If you dispute that Fearnley was obscure, know that Nine commentator Todd Woodbridge at one point called him Kurt.

Kyrgios probably spent more money on a car last year than Fearnley’s career winnings. The trouble was that Fearnley truly was a giant killer.

The bad signs showed up early. Before the first set was done, Kyrgios was muttering and gesticulating at his cornermen, now in a courtside pod for added ire.

In the second, he was twice treated at change of ends for the abdomen strain that limited his preparation this week.

Fearnley matched Kyrgios serve for serve and revealed a well machined backcourt game. He controlled the first-set tie-breaker, then made an early break in the second set and consolidated it.

At 3-1 up in the third, the show was in all ways over. Simply, Kyrgios produced nothing for the crowd to return to him in the way of ferment. He did hit one-tweener, a half-volley, but Fearnley, far from, thrown, chased it down and passed Kyrgios with a backhand. The normally boisterous JCA crowd did not get much beyond a few random ois.

Suddenly, Fearnley tightened, Kyrgios broke back and underscored his ascendancy in the next game with a bit of Kyrgiosity when he won one point with an underarm serve followed by a shot played behind his back, triggering the crowd and changing the mood of the meeting.

Kyrgios received some medical treatment during the second set.Credit: Getty Images

Fearnley had expected this, but could do nought about it.

Kyrgois of old might have ridden this momentum to a famous win.

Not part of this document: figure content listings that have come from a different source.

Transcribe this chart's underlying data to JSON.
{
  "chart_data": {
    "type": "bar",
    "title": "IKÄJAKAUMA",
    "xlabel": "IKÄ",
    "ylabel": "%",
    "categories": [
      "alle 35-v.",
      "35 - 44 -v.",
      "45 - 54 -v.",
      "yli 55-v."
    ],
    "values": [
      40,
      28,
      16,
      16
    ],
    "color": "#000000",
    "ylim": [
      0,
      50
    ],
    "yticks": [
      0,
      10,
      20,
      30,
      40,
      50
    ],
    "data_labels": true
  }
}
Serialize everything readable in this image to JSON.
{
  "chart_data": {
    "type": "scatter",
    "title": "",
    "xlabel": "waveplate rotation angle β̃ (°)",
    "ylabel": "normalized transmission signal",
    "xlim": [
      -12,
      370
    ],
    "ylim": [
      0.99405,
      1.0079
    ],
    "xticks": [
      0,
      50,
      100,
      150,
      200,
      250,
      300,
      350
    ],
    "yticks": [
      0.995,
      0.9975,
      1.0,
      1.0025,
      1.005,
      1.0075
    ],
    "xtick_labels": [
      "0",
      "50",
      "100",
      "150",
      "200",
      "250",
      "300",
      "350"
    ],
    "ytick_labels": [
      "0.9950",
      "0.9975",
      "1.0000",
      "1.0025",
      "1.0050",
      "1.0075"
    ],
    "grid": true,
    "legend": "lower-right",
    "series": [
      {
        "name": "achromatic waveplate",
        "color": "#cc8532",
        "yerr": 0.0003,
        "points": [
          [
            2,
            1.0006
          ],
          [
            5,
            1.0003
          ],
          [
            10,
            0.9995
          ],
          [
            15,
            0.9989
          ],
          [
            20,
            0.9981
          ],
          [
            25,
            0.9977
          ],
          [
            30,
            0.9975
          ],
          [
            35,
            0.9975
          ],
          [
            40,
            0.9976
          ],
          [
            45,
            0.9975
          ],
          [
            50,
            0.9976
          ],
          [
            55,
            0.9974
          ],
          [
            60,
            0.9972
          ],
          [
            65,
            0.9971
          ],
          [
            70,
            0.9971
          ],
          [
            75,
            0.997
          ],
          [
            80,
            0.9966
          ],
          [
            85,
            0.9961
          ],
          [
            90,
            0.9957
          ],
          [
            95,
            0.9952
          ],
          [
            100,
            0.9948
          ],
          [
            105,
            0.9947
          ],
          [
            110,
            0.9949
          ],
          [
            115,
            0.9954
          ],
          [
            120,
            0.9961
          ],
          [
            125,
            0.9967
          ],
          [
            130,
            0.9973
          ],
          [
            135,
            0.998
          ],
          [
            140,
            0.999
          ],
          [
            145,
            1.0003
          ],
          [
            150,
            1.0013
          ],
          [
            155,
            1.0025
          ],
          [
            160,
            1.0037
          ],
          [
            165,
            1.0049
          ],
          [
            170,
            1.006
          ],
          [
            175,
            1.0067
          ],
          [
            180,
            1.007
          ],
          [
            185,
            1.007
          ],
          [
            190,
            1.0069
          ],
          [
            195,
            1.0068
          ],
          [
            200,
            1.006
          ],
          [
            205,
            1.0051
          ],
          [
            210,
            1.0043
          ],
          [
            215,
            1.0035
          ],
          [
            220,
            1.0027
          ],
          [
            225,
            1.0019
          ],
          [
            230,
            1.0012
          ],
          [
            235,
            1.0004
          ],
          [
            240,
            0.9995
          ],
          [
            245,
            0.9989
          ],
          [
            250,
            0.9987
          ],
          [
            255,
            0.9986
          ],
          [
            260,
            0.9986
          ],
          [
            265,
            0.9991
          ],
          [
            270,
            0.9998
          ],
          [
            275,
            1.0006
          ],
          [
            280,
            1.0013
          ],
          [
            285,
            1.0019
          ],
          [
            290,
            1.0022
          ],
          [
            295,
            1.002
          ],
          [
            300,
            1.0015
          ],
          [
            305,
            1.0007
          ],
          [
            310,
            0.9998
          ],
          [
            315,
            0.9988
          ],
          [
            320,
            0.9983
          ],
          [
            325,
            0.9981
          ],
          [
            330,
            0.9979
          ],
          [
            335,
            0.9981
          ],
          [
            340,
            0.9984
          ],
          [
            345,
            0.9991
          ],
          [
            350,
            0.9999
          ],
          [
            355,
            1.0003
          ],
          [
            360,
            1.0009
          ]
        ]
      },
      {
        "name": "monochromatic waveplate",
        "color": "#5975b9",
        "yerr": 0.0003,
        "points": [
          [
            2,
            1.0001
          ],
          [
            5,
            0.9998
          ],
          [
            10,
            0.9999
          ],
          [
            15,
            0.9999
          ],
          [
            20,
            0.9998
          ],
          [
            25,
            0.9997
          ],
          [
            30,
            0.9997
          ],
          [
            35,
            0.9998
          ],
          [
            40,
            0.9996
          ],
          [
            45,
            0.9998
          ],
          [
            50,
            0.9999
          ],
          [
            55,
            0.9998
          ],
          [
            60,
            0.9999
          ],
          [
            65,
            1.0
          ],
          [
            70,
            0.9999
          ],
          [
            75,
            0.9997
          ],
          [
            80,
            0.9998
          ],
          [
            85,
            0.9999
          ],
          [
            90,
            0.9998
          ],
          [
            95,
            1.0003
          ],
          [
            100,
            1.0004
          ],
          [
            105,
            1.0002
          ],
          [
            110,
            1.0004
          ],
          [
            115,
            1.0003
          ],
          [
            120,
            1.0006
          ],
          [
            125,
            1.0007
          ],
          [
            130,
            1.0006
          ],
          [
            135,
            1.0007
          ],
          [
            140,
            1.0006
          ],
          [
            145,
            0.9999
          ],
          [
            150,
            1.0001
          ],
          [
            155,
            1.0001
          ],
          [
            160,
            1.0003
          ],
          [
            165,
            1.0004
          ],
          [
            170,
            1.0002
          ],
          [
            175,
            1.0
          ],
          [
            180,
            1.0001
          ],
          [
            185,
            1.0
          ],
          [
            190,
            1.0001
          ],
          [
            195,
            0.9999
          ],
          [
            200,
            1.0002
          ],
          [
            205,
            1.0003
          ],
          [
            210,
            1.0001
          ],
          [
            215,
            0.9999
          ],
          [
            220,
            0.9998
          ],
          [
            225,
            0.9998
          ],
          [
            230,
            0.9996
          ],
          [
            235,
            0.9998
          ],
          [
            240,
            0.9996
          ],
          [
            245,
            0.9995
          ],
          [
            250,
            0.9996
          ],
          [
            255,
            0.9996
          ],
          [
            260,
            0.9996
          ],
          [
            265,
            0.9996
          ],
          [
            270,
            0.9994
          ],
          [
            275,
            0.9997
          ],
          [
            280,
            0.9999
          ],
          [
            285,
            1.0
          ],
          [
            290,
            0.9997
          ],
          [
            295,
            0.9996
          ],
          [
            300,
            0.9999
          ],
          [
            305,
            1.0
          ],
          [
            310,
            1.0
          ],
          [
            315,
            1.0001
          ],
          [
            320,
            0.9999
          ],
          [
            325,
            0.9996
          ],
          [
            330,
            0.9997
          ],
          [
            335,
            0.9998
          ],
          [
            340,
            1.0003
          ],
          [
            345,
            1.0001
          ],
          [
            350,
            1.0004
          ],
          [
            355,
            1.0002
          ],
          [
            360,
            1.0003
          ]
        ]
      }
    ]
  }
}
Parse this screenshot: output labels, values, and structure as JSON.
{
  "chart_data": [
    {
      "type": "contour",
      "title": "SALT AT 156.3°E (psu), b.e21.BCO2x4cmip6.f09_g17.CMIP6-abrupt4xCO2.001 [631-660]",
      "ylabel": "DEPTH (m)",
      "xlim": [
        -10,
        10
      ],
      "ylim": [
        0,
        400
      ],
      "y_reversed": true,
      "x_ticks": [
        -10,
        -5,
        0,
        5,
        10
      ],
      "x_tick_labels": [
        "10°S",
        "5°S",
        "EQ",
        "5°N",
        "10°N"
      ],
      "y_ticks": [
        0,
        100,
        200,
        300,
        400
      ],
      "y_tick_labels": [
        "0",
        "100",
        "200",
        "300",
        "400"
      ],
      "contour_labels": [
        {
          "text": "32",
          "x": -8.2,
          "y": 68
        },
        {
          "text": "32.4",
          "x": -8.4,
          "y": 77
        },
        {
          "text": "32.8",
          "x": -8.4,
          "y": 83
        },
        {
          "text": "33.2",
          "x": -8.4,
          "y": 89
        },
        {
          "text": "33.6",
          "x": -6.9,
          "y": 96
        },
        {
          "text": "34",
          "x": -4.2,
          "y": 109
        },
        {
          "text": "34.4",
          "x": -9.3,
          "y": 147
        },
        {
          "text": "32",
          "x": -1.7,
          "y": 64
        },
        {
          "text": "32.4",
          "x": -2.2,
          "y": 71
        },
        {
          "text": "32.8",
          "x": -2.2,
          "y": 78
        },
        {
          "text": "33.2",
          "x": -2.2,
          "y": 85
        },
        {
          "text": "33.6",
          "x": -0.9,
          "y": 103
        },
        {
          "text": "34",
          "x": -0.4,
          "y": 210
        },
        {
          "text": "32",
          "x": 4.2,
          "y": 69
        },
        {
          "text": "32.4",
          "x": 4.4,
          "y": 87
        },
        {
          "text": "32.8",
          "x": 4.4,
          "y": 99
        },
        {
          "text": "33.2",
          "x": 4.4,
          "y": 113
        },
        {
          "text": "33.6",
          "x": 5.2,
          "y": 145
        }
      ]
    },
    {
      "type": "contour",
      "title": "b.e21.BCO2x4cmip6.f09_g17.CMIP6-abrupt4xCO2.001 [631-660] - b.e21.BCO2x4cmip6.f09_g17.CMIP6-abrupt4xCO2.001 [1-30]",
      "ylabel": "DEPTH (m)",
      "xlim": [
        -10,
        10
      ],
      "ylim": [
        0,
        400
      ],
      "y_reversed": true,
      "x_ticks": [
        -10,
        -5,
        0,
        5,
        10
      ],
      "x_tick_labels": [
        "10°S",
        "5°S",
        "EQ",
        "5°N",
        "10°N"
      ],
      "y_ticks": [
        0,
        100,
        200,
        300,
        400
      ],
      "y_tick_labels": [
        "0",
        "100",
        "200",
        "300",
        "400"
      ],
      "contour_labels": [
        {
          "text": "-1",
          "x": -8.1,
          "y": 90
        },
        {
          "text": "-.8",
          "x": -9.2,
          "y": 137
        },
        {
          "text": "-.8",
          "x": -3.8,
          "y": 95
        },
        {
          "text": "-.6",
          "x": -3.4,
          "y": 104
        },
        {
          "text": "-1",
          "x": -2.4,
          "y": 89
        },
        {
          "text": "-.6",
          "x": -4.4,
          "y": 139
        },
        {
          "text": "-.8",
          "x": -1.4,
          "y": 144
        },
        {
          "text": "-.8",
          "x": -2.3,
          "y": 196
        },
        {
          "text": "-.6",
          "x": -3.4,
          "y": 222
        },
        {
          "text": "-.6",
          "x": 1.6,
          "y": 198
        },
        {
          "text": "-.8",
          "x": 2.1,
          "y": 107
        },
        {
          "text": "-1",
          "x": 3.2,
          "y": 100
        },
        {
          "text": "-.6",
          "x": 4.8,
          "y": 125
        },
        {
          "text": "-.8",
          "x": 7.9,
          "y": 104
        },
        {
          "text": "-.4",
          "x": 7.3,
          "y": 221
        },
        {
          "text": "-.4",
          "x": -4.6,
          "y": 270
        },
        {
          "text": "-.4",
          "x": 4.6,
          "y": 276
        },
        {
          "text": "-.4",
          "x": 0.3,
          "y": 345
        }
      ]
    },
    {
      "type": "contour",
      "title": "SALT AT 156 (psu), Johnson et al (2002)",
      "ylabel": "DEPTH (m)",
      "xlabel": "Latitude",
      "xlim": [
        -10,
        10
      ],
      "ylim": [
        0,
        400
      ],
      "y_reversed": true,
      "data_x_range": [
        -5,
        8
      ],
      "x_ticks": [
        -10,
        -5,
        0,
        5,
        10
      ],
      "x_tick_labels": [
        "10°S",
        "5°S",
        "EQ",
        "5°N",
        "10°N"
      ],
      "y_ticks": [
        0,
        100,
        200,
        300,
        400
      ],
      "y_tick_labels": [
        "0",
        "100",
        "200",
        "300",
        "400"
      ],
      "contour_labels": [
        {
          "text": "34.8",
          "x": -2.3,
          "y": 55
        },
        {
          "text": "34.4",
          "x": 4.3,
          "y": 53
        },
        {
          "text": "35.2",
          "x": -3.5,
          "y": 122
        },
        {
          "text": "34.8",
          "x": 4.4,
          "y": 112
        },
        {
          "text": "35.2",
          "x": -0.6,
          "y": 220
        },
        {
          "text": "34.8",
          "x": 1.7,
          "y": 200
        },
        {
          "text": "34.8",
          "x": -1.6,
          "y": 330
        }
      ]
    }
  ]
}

But this was old Kyrgios, creaking from inaction. For most of the match, rust would have gleamed beside him.

Without much further ado, Fearnley closed the deal.

So what now for Kyrgios?

This, after two virtually blank years, more downtime. One thing won’t change. The peculiar thing is that the less he’s played, the more attention he’s paid. Whether sought or attracted, it’s fact.

Sometimes it’s sympathetic, sometimes it’s appalled, but it’s Kyrgiois. Fame and infamy are one and the same now, the trade-weighted currency of the times.

His profile is what it is. But what he desperately needs now is matches, ranking points and – believe it or not – confidence in himself.

Kyrgios has the show, but at his home major it has never really firmed into substance. Apart from the year he and Thannasi Kokkinakis conned everyone that doubles was now the very thing, it’s been a hapless hunting ground.

If he did contest the Open next year, he’d be the other side of 30. To him, it now looks a bridge too far.